After decades of sleuthing, a piece of New Orleans history has finally been located halfway around the world.

Arthur Hardy, the publisher of an annual New Orleans Mardi Gras guide, spent years looking for a film of the Mardi Gras parade from 1898. According to The Times-Picayune/The New Orleans Advocate, numerous dead ends eventually led him to Wayne Phillips, a curator at the Louisiana State Museum. Phillips reached out to Will French, an in-house historian for the Rex Organization, who contacted film archivist Mackenzie Roberts Beasley.

In March, Beasley managed to do the impossible. She located the historic film nearly 5,000 miles away, at the Eye Filmmuseum in Amsterdam.

Phillips told Southern Living that not only is it the oldest moving film of a New Orleans Mardi Gras parade, it's also the oldest surviving moving footage of New Orleans.

"This probably, in Louisiana film history, is the most important find," Ed Poole, author of several books on the subject, told The New York Times.

The theme of the Mardi Gras in 1898 was "Harvest Queens," with horse-drawn floats each symbolizing a different crop.
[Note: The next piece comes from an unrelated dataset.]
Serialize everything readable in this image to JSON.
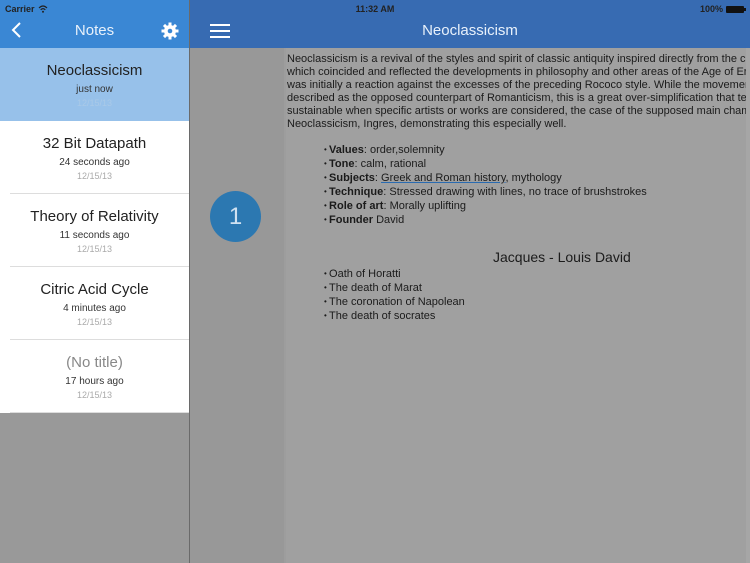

The film shows six such floats, including one designed to resemble a pineapple. Another features the Rex, the "King of the Carnival," on a float decorated with tasseled globes and a giant pegasus.

The film also offers a glimpse at the long-forgotten tradition of the live "boeuf gras," or fatted ox, seen positioned atop a float. The "boeuf gras" in today's Mardi Gras parades is made out of papier-mâché. And in place of colorful beads and feathers, the spectators are accessorized with top hats and parasols.

1898 Mardi Gras Film
1898 Mardi Gras Film

Eye Filmmuseum

"It's certainly grown and changed a bit, but at its core, Mardi Gras is the same," Hardy told The Times. "We parade; we celebrate. This is who we are."

The two-minute, 68-millimeter film was shown publicly this month at the Louisiana State Museum. It's also included in an ongoing exhibition celebrating the 150th anniversary of the Rex Organization.